When Earnhardt died, his number was taken off the car, and Richard Childress felt no one was going to run that number any longer in Cup competition.

But, when Childress saw his grandson become ready for his Cup opportunity, his dilemma came up.  Austin Dillon, for his entire career, ran that number, but what would fans say?  They still felt that the No. 3 was Earnhardt’s number, just as many felt the No. 43 was Richard Petty, and still is.

However, he opted to bring the number back, and Dillon knew what it meant, because some may like it, but many wouldn’t.

This year, Dillon is running the number again, but this time to start 2018, it was like when it mattered most, the stars aligned.

It had been exactly 17 years since Earnhardt left this world, and on the same day, at the same track, that he was taken away from NASCAR, the No. 3 found it’s way back to victory lane at Daytona.  This time, it was not just about the car number, nor the team.  It was family, and maybe a little bit of help from above that got the car in position to win at the right moment.
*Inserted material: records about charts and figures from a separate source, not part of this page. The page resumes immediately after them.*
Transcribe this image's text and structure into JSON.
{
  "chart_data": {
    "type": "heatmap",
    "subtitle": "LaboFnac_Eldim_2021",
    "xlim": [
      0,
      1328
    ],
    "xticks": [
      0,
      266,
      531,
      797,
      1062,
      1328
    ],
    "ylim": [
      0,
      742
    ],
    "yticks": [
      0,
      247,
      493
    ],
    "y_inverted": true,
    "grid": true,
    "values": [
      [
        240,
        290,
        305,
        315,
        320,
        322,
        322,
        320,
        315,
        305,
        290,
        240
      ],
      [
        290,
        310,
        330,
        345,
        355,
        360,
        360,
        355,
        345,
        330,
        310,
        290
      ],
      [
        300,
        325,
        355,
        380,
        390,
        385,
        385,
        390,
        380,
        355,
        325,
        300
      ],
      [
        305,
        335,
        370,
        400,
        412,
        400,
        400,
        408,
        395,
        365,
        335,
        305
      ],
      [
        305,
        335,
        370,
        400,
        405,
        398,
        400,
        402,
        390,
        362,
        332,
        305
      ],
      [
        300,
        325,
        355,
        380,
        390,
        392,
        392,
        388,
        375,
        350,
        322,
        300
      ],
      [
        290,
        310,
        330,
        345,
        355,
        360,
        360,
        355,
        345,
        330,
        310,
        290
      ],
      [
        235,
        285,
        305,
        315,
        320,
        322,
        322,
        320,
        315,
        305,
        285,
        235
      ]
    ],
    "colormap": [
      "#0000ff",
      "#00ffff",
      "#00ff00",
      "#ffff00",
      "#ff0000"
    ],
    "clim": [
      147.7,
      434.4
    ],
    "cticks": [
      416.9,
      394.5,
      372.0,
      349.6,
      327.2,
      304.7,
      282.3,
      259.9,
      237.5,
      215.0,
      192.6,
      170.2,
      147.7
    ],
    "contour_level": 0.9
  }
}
This time, fans seemed to realize that Dillon was his own driver, and did not have to think about living up to a legacy that not even Dale Earnhardt Jr. wanted to meet.  He is writing his own chapter in the No. 3, and now he has something in common with a man who was one of the first inductees into the NASCAR Hall of Fame.
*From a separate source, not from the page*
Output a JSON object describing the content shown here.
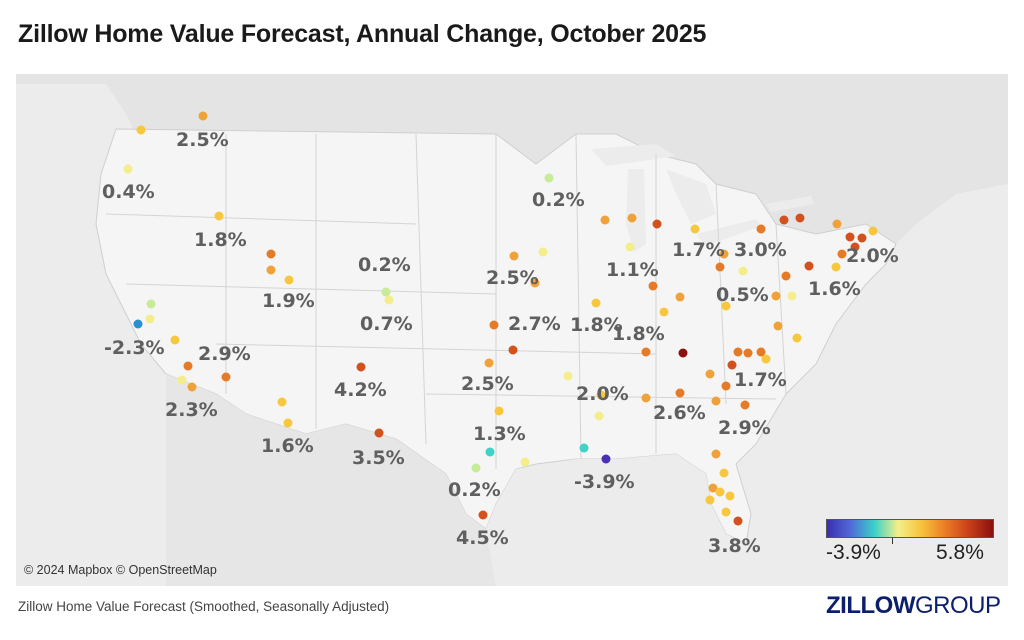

Austin Dillon:  Daytona 500 champion.

The only downside is the car he won in, now it goes into the Daytona 500 Experience museum.  But, a small sacrifice for winning that every driver certainly doesn’t mind.

STAGE 1:  Kurt Busch

STAGE 2:  Ryan Blaney

RESULTS:  1-Dillon  2-Wallace  3-Hamlin  4-Logano  5-Buescher  6-Menard  7-Blaney  8-Newman  9-McDowell  10-Allmendinger

NOTABLE FINISHES:  17-Bowman  18-Truex Jr.  19-Larson  25-Kyle Busch  26-Kurt Busch  31-Harvick  32-Keselowski  33-Elliott  38-Johnson

CAUTIONS:  8 for 37 laps.  Lap 10-12 (#72 Incident-T2); 52-55 (#18, 96, 1 Incident-T3); 61-66 (#24, 20, 13, 19, 48, 17, 12, 78, 42 Incident-BS); 94-97 (Debris-BS); 103-108 (#9, 7, 4, 34, 78, 2, 95 Incident-T3); 122-126 (Stage 2 Conclusion); 191-193 (#24 Spin-T4); 200-205 (#41, 78, 32, 17, 62, 12, 88, 31, 22, 43, 00, 47-T2).
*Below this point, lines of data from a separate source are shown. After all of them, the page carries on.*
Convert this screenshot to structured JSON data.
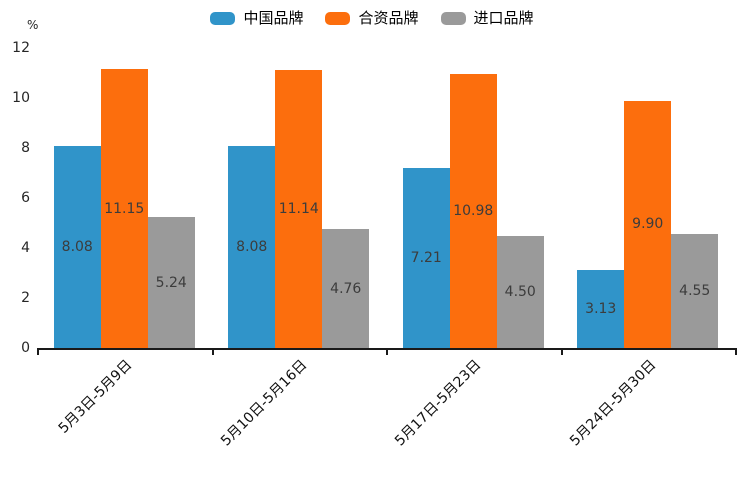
{
  "chart_data": {
    "type": "bar",
    "title": "",
    "unit_label": "%",
    "categories": [
      "5月3日-5月9日",
      "5月10日-5月16日",
      "5月17日-5月23日",
      "5月24日-5月30日"
    ],
    "series": [
      {
        "name": "中国品牌",
        "color": "#3094C9",
        "values": [
          8.08,
          8.08,
          7.21,
          3.13
        ]
      },
      {
        "name": "合资品牌",
        "color": "#FC6E0D",
        "values": [
          11.15,
          11.14,
          10.98,
          9.9
        ]
      },
      {
        "name": "进口品牌",
        "color": "#9A9A9A",
        "values": [
          5.24,
          4.76,
          4.5,
          4.55
        ]
      }
    ],
    "ylim": [
      0,
      12
    ],
    "yticks": [
      0,
      2,
      4,
      6,
      8,
      10,
      12
    ],
    "grid": false,
    "legend_position": "top-center",
    "value_label_position": "inside-center",
    "value_label_decimals": 2
  },
  "colors": {
    "background": "#ffffff",
    "axis": "#1a1a1a",
    "tick_label": "#262626",
    "value_label": "#3c3c3c",
    "legend_text": "#000000"
  }
}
LEAD CHANGES:  24 among 14 drivers.  A. Bowman POLE; D. Hamlin 1-10; J. Marks(i) 11; Kurt Busch 12-14; A. Bowman 15-22; E. Jones 23-33; R. Stenhouse Jr. 34-44; C. Elliott 45-48; J. Logano 49-51; Kurt Busch 52-62; A. Bowman 63-67; R. Blaney 68-93; P. Menard 94; M. Truex Jr. 95-98; R. Blaney 99-122; A. Allmendinger 123;
R. Blaney 124-170; D. Hamlin 171-173; R. Blaney 174-193; D. Hamlin 194; Kurt Busch 195-196; R. Blaney 197; D. Hamlin 198-205; A. Almirola 206; A. Dillon 207.

TIME OF RACE:  3 Hrs, 26 Mins, 15 Secs.

AVERAGE SPEED:  150.545 MPH

MARGIN OF VICTORY:  0.260 Seconds

POINTS (Earned/Behind leader [Playoff Points]):  1. Blaney, 58 [1]; 2. Logano, -8; 3. Dillon, -11 [5]; 4. Wallace, -11; 5. Menard, -12; 6. McDowell, -19; 7. Hamlin, -21; 8. Newman, -24; 9. Buescher, -25; 10. Almirola, -25.